Saturday 17 August 2013

A Feeling: Renungannya

Hampir dua bulan sudah ia di kampung halaman, dan setiap hari waktunya lebih banyak tersisa untuk 'merenung'. Kadang ia merenung tentang dirinya sendiri, tak jarang pula tentang orang lain dan alam. Merenung seolah menginduksi jiwanya untuk menata kembali segala yang rumpang selama 18 tahun ia hidup. Ya, akhirnya ia tahu, banyak cela yang ia jumpai pada seseorang atau hal lain, yang sebenarnya adalah celanya sendiri.

Kepekaan. Mungkin inilah yang tak terealisasi dalam sikapnya. Ia dominan tidak mau memikirkan suka maupun luka makhluk di sekitar. Terkadang, ia terlalu khusyuk dengan apa yang membuatnya senang. Di lain sisi, ia juga merasa kerumpangannya itu sudah benar. Mengabaikan hal yang tak mendukung kebahagiaan jiwa, adalah kebenaran mutlak. Mengacuhkan mereka yang tak sejalan, adalah pilihan mutlak. Renungan yang membuat otaknya semakin meleleh panas. Barangkali dua makhluk yang terkurung putih dan hitam dalam dirinya, tengah mendebat, saling menjunjung kebenaran, atau sesuatu yang dibenarkan.

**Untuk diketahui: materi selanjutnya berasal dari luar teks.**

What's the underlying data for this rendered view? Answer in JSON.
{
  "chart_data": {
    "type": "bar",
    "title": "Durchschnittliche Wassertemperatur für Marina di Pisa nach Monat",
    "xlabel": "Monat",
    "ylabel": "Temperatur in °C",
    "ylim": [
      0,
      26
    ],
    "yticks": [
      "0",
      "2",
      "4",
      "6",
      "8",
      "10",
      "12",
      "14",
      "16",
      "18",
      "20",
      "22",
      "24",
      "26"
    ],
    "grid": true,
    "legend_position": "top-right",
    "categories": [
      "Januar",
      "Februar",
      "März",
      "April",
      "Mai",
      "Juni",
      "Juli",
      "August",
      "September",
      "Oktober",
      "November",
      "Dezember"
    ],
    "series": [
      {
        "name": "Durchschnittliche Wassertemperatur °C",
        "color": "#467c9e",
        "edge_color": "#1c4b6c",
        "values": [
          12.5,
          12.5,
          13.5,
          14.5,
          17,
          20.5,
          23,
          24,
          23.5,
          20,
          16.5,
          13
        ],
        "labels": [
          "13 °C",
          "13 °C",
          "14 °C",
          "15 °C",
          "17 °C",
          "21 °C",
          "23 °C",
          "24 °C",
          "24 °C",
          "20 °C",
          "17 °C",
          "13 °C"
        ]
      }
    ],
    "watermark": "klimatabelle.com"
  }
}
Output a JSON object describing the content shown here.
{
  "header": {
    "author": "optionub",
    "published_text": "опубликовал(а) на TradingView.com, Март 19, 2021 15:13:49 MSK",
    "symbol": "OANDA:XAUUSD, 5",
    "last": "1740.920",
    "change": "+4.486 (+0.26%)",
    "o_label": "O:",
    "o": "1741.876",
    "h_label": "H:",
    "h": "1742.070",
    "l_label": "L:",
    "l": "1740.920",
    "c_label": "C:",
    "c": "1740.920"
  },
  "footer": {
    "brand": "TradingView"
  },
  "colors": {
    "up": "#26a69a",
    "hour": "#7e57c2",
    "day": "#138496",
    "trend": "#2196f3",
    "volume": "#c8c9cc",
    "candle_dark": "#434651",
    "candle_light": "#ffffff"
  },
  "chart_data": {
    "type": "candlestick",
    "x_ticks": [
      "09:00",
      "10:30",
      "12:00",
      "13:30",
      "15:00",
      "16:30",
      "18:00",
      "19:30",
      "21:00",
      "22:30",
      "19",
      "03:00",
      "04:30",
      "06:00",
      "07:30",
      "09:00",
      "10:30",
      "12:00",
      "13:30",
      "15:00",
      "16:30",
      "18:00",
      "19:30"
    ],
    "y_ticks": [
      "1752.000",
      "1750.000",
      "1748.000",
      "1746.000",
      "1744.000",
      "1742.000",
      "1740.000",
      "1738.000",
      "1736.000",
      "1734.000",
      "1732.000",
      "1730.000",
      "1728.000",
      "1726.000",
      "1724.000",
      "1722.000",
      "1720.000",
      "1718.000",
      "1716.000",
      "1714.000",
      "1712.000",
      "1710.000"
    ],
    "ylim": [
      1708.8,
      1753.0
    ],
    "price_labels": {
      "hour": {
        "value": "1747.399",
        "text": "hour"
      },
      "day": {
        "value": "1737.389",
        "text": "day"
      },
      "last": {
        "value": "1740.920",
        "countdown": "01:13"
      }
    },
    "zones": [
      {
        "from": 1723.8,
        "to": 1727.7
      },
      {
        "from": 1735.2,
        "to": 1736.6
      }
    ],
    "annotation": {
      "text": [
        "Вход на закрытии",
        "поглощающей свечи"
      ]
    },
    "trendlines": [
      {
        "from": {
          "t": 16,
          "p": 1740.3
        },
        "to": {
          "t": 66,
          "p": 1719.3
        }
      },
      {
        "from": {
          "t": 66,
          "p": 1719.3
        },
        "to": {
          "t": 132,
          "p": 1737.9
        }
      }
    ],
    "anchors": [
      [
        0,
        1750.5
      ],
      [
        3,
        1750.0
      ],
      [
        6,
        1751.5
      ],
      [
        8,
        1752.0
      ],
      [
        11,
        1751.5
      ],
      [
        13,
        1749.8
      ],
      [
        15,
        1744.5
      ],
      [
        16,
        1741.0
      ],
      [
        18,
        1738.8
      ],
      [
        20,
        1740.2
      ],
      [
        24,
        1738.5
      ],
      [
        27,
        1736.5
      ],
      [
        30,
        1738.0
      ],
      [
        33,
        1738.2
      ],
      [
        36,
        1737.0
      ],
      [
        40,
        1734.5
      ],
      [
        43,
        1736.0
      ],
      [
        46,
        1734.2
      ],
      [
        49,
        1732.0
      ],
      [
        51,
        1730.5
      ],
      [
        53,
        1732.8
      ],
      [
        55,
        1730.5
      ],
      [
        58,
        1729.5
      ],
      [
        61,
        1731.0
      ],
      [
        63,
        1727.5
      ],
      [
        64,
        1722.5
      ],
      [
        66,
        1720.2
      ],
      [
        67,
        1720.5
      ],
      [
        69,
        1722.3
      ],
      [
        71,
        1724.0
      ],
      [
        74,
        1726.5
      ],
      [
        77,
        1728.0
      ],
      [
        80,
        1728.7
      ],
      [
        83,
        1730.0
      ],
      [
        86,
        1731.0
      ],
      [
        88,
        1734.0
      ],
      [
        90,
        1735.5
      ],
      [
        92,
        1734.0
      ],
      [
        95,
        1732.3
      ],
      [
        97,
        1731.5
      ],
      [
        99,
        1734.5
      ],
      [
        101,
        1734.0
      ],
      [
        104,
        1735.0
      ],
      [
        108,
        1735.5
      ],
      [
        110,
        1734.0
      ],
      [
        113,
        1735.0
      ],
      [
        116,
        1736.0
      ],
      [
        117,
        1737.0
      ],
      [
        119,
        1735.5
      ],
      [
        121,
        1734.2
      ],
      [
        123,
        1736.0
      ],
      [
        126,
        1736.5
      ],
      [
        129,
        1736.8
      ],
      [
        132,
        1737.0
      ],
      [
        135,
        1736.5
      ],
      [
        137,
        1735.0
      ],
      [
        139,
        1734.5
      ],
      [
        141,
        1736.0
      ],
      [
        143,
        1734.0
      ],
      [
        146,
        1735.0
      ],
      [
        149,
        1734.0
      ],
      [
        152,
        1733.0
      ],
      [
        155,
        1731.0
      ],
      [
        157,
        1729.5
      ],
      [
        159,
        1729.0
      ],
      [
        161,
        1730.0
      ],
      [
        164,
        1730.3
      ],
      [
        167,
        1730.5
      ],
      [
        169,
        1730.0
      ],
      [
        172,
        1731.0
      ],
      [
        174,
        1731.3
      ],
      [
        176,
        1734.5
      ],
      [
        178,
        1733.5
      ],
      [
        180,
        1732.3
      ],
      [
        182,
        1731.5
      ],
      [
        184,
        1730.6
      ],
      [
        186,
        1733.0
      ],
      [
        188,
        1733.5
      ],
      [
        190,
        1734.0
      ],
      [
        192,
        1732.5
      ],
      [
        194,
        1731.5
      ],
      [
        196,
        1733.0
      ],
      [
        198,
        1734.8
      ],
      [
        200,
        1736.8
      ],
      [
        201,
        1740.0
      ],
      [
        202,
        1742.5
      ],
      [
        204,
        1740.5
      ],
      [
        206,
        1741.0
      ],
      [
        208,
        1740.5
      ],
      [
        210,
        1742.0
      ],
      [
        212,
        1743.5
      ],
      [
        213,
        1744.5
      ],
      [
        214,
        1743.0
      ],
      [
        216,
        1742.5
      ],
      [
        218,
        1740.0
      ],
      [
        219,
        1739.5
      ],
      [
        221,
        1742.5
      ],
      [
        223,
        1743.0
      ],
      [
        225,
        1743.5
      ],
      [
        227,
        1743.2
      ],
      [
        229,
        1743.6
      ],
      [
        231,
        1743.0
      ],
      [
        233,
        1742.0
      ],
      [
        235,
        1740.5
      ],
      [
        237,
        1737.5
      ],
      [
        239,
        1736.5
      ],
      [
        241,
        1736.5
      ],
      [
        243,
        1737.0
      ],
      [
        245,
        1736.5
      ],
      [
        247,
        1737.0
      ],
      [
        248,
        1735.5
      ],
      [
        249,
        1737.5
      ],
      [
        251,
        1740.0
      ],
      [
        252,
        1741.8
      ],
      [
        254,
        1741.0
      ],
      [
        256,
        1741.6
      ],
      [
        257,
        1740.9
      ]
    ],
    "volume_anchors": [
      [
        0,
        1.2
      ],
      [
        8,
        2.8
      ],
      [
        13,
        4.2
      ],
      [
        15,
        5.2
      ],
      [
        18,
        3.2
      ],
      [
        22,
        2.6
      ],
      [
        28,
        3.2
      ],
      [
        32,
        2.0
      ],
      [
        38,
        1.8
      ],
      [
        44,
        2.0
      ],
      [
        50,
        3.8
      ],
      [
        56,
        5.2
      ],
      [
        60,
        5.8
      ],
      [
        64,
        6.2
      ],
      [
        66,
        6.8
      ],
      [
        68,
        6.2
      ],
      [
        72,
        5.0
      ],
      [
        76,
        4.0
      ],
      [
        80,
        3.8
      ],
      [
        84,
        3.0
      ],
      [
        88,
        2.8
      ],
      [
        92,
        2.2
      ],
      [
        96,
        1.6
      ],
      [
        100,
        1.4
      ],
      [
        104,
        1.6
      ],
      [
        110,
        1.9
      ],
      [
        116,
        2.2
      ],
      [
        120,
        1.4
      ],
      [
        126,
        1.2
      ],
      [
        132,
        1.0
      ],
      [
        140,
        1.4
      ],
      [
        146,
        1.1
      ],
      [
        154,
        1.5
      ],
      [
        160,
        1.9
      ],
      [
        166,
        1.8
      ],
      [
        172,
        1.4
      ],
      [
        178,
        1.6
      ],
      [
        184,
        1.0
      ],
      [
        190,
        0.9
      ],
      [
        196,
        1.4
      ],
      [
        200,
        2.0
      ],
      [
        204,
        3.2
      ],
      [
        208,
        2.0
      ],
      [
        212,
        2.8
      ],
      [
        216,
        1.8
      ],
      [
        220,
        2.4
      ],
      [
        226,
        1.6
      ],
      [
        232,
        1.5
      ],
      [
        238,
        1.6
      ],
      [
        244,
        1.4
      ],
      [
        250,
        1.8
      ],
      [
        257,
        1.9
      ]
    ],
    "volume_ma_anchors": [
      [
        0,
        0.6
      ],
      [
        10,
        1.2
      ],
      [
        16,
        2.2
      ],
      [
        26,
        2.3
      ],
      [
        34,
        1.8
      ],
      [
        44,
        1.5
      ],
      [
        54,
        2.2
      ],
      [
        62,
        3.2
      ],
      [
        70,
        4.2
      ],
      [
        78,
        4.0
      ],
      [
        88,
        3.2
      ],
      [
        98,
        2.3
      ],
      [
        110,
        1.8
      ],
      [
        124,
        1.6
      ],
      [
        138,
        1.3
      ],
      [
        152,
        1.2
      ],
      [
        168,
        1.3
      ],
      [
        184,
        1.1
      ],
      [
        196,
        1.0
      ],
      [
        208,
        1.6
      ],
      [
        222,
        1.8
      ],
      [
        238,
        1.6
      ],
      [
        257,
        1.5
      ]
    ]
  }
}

Tujuan. Ini adalah hal yang juga acap kali menemani renungan. Terkadang ketika ia duduk menjelang matahari tenggelam, ketika ia duduk menyendiri pada akar-akar pepohonan, atau juga ketika hujan. Tujuan selalu memiliki beribu penafsiran. Tujuan sekolah, tujuan perjuangan, tujuan perjalanan, hingga tujuan hidup. Tujuan selalu sejajar dengan harapan, dan berkorelasi dengan kebahagiaan. Memang benar, kebahagiaan adalah ketika seseorang menggenggam apa yang membuatnya bahagia. Dan, sialnya tak semua mengetahui hal yang membuatnya bahagia. Itulah yang ia cari dalam renungan.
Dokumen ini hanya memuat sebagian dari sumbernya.